The arrival of summer means opportunity for Bristol’s street traders. As people follow the sunshine onto the streets all sorts of wheeler dealers emerge, looking to sell their wares, make a living and pick up extra business.
Words & photos: Alfie Lake
From the end of City Road in Stokes Croft, the spicy smell of Mike’s Jamaican jerk chicken reaches as far as the music booming out of his stereo. He wholeheartedly sings along. A trained chef, Mike prefers the street to the kitchen and works part-time on the stall. “I just like to do jerk outside.…I worked in Sainsbury’s until three months ago but I got kicked out, so this is my job now. This is a freedom job for myself, I can pee when I want, tell people I’m going away for ten minutes…I’m my own boss now.”
However, it emerges the freedom of outdoor trading is not complete. “I do down by the Bearpit, but the lady down there kicked me out”, he laughs, “so I’m trespassing here now.”

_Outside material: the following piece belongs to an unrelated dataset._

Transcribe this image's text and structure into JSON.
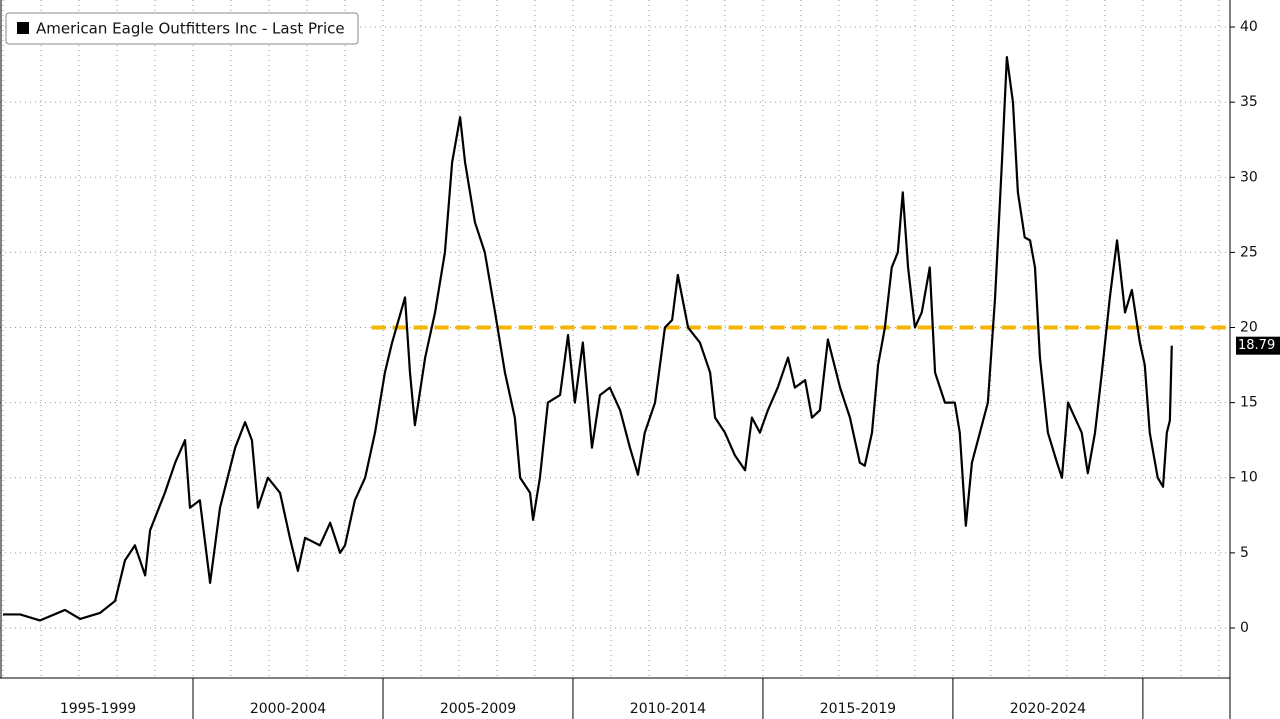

From nowhere, a queue suddenly forms and I wonder if the blazing sunshine has something to do with it. “I only trade from June to September, if the weather permits it. If it’s raining…I know I’ve got to pay my taxes and rent but I ain’t going out”.
I spot Marcel sitting on steps in Corn Street during the evening lull and stop to hear his story. Despite hailing from Germany he speaks impeccable, unaccented English, down to his English father. “I’ve been going from town to town since February. I’m paying for my travels by busking and juggling, but I need some new strings.” His guitar is down to three strings. When I ask him to describe his musical style he says simply, “different”.
The itinerant lifestyle seems to suit him. “Being a chef, living in a house, it’s great, but I’ve never had so much fun in my life. I don’t mind smelling”. And will he settle down somewhere once the cold weather returns? “I’ve already done one British winter; I got made homeless a week before (last) Christmas, got back on my feet, then decided to go and travel. I’ve made it this far…”
The Harbourside in summer provides customers aplenty and our conversation is often interrupted by people wanting to try on one of Nicola’s large variety of hats. “I’ve done this for 15 years. We had kids quite young, so this is what we’ve done.” How have things changed in that time? “It’s easier, I know what I’m doing now. I’ve got my lines!” She continues “It was great as a new business, you don’t have overheads.” She traded here for ten years before the Harbourside market became ‘official’, and started charging £25 per day for her pitch. “But I don’t mind paying, as long as I can be here”.
The sun-fuelled atmosphere means trade is booming, but Nicola does not stop when summer is over. “I like it all year, as long as it’s busy…I’m here to make money, trying to make a living”. And what would she say is the best part of the job? “I like the social aspect. With our stall a broad range of society comes to us…and 99.9 percent are really nice. Only once I’ve had to hide under my table!”.
Mark’s enormous bunch of balloons stands out immediately, looming over the heads of the hordes. He describes himself as “Bristolian born, but bounced around in life a bit.”
It looks like the recession has affected the balloon trade. “I’ve been doing this for 17 years and our prices ain’t gone up, but I’ve just spent four quid on a hot dog…It’s got much harder…we’ve got better at sourcing stock but gas has doubled. I’m not blaming one government, but people in all sorts of trades aren’t taking what they used to.”
How has he adapted to stay afloat? “I also sell Christmas trees and other bits and pieces, you try and keep yourself out of factories and offices. I’d never give it up for that kind of job…when it’s like this it’s beautiful.”
Dealing with the public on the streets is not always a pleasant experience: “People can be rude, think of you as street furniture, like you’re there to be picked on or abused…This hasn’t been a bad crowd today”. We are cut short by a young girl who asks for a horse balloon. “Fine choice madam, thank you for shopping at World of Balloons”, Mark jokes. “I’ve been saying it for years, just rolls off the tongue.”